L'ère de la toute-puissance

           L'impossible nous contraint à nous faire une raison : « devenir raisonnable », voilà la planche de salut face aux frustrations. Mais que vaut un tel idéal aujourd'hui ? Notre époque n'est-elle pas marquée au fer rouge par la croyance selon laquelle « tout est possible » ? S'il n'y a pas d'impossible de principe, si , en droit, tout est possible avec le temps, alors être raisonnable devient une frilosité, une faiblesse. L'exaltation du rêve, le frisson de la transgression, l'énergie de l'espoir, la volonté de déplacer des montagnes, ne sont-ils pas préférables à l'ennuyeuse et antique maîtrise de soi ? Etrange renversement dialectique contemporain où Calliclès supplante Socrate. L'immortalité, la jeunesse éternelle, le décuplement de nos pouvoirs ne sont plus des chimères puériles mais des possibilités ouvertes par le développement de la génétique et des nouvelles technologies.Que vaut l'ataraxie stoïcienne ou l'aponie épicurienne face à ces promesses de puissance ? Il est facile de se figer dans la posture du philosophe moraliste déplorant le déchaînement de puissances aveugles et incontrôlables. Combien de temps les barrages éthiques pourront-ils encore retenir les torrents de la toute-puissance ? On voit les fissures s'élargir, certaines digues cèdent déjà, le déferlement est imminent. La peur de se noyer s'étiole devant la fascination de la force à portée de main. Si l'immortalité et la jeunesse éternelle sont impossibles, il est légitime de vouloir maîtriser ces désirs pour éviter la nécessaire frustration qui en découlerait, mais que faire si les frontières de l'impossible s'estompent ? Que répondre à celui qui pourrait vaincre la mort, la vieillesse et la maladie ? « Non merci. Laisse moi le droit de mourir vieux, souffrant et malade ! ». Certes, on peut le dire, mais peut-on sérieusement le penser.

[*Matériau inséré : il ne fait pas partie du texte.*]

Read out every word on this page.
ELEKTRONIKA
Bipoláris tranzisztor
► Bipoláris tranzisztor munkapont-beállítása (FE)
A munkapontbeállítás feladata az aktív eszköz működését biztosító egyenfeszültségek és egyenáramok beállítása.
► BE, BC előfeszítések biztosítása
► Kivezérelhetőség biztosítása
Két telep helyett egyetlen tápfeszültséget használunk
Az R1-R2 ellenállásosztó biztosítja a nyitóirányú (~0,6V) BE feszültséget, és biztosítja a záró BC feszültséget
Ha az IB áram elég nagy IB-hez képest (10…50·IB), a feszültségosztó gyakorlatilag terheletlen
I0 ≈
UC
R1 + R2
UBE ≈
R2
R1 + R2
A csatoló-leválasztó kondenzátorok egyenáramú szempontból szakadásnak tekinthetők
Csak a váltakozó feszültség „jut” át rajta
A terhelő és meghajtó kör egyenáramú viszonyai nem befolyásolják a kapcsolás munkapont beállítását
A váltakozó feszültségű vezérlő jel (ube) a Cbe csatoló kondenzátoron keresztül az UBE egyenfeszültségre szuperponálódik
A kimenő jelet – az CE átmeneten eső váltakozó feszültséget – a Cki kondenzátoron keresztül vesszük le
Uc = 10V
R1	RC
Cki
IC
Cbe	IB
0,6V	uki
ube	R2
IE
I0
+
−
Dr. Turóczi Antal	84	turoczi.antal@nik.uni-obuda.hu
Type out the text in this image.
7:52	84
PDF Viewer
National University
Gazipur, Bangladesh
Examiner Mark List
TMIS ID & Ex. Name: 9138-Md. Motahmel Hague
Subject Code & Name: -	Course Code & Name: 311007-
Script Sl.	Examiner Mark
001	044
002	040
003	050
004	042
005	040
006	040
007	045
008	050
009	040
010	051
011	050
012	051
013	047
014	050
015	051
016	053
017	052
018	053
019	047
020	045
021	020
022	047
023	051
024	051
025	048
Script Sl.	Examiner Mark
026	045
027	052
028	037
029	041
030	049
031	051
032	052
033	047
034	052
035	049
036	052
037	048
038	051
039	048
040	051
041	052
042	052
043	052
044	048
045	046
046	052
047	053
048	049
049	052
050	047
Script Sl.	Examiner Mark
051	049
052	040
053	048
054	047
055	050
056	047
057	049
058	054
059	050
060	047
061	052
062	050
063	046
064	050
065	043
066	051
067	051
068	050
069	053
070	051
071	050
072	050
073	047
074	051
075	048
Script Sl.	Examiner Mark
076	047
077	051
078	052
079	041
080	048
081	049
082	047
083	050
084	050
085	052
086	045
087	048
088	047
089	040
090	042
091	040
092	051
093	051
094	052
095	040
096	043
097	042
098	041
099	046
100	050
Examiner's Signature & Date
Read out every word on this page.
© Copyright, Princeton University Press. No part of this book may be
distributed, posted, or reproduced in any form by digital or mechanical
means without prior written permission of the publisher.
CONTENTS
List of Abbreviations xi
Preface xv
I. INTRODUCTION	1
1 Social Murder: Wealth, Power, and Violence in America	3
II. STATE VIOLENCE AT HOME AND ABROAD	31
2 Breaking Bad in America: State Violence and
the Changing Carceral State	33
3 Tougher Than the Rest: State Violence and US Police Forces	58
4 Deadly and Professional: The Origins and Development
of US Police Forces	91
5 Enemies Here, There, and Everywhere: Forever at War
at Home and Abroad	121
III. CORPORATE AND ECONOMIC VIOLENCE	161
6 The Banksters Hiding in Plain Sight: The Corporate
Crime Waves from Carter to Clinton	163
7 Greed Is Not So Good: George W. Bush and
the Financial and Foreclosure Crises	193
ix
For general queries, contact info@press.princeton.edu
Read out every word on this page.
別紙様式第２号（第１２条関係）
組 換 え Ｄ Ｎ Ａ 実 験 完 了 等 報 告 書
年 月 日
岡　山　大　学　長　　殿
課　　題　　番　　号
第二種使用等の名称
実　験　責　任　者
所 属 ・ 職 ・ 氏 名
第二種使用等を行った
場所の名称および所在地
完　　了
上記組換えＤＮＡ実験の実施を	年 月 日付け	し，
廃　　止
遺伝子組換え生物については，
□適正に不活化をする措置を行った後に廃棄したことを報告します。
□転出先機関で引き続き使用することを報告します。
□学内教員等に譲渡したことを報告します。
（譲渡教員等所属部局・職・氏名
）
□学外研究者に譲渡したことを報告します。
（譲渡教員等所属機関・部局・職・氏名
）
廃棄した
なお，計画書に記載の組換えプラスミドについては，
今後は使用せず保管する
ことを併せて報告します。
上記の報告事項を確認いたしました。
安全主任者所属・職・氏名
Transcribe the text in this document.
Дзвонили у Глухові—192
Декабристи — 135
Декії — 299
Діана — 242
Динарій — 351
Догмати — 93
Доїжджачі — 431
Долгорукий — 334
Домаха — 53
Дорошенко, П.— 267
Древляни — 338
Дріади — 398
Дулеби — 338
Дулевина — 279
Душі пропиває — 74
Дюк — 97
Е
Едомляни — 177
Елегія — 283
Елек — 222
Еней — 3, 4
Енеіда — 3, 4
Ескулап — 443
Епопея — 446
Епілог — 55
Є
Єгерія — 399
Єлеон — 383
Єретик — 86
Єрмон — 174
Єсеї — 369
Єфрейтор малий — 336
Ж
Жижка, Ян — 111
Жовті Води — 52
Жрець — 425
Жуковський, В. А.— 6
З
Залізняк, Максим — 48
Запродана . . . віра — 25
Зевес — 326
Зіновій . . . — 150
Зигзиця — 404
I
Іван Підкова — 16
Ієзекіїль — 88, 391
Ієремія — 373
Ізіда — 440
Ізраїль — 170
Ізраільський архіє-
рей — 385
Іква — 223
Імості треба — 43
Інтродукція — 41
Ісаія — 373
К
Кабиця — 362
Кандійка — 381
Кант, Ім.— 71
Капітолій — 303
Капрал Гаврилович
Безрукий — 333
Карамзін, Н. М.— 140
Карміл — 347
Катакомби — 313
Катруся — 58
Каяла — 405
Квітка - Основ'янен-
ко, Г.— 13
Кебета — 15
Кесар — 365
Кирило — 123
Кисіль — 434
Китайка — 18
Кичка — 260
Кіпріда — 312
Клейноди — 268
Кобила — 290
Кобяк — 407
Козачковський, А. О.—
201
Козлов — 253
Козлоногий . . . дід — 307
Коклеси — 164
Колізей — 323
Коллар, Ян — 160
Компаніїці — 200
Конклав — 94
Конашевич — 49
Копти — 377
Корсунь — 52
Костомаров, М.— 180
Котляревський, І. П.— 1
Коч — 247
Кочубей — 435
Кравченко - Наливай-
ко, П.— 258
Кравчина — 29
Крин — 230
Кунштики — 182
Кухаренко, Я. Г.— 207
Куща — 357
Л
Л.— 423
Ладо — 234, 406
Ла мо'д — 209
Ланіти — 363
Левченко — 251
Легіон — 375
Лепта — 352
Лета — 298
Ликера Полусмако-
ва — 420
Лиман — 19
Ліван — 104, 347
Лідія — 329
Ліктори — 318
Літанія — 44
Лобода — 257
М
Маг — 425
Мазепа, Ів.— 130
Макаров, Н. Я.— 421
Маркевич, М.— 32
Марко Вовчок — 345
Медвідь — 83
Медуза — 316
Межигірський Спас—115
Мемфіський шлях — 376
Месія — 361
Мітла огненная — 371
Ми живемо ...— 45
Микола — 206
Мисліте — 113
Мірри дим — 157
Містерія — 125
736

           L'ère de la toute-puissance ébranlera les socles traditionnels de notre existence. Que vaudra, par exemple, la vie éternelle promise par les religions ? Si l'immortalité n'est plus une affaire de foi mais de science, si elle n'est plus une promesse dans l'au-delà mais une réalité ici-bas, nul doute que la religion reculera ou se métamorphosera. Faut-il se soumettre à un dieu transcendant et tout-puissant ou bien faut-il soi-même devenir un dieu ? Orgueil humain démesuré...peut-être...mais ne vit-on pas à l'ère de la démesure ? Si tout est possible, nos seules limites deviennent celles de notre imagination. Ce qui est possible aujourd'hui dépasse déjà l'imagination commune, les rêves démesurés de nos contemporains constitueront la réalité de demain. Effrayant ? Déroutant ? Assurément...mais est-il possible de revenir en arrière ? Difficile. Ne sommes-nous pas toujours « les fils de notre temps » ? Or de quoi rêvons-nous ? Les films de science-fiction, les séries d'anticipation (westworld, black mirror etc), les mangas sont souvent considérés comme des divertissements où nous rêvons de toute-puissance pour échapper à notre condition limitée de simple mortel. Et si ces œuvres constituaient en fait l'annonce de la nouvelle ère à venir ? La télépathie, la régénération, les mutants, l'intelligence artificielle : ces thèmes traditionnels de la science-fiction ne sont plus des fictions. Aujourd'hui, le virtuel devient réel. L'ère de la toute-puissance ouvre donc de nouvelles perspectives et de nouvelles interrogations. Le philosophe n'a pas le choix de ses questions, elles s'imposent à lui. Il ne s'agit pas de porter un jugement de valeur, la condamnation ou la louange seraient toutes deux naïves, nous devons comprendre le torrent dans lequel nous sommes embarqués, qu'on le veuille ou non.